Pudding's in the Proofs

The proofs for my FORTHCOMING BOOK arrived last week (sorry, didn't mean to shout), a final chance for me to read it through and make sure everything is as it should be. To be honest, I've still got my doubts. Not about the book, rather the fact that I might be, in fact, dreaming this whole episode. But I'm reading it nonetheless, a couple of chapters at a time. And earlier this evening I read the one about matching food with wine, including what wine to have with pudding. Which resulted in me finishing off the last of the chocolate ice cream with a small glass of red. Doesn't work, as it turns out. Nothing if not dedicated.

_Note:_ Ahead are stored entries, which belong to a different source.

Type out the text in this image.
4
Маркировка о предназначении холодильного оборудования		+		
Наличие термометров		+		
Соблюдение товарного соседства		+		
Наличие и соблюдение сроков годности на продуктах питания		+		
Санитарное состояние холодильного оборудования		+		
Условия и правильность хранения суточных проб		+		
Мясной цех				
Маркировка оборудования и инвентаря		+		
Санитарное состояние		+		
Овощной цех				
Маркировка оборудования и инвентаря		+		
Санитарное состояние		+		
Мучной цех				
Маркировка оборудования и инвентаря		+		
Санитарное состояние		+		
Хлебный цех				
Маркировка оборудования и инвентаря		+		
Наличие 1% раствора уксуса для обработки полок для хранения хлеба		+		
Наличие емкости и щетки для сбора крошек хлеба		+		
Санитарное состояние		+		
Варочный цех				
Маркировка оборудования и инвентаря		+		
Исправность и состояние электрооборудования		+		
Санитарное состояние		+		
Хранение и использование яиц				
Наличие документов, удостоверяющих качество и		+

Current white in the fridge: Villa Maria Gewurztraminer 2010, £9.99, Waitrose
The word 'gewurz' translates as spice, and what you've got here is a definite spicy character to this New Zealand east coast wine. Not quite garam masala, more very gentle allspice. With a fairly generous amount of alcohol (here, 13.5%) and a definite whiff of lychees, pungent enough to transport me back to a time when we used to go out to eat Chinese food (sighs). Anyway, this is no shrinking violet. In fact, it is a bit of a show off with its pungent smell and almost luscious flavours. But then again, why not show off if you've got something to show? Loved it; refreshingly different. Just quite tricky to match with food. Ideally, needs a bit of chilli-given heat or even sweetness in the dish to balance it. 

Current red in the rack: Tesco Finest Barbera d'Asti Superiore 2009, £6 on offer, Tesco
Just as Nigella is misty-eyed about all things Italian at the moment, same goes for me and their wines. Specifically reds; they are just so gorgeously autumnal in character. This one is made from the Barbera grape in the Piedmont region in northwestern Italy, specifically near the town of Asti (there's more to this place than sweetish sparkling wine). Think blueberries, black cherries and a sprinkling of allspice (there it is again). The Piedmont region is also home to the more talked-about Nebbiolo grape, but no-one puts this Barbera in the corner.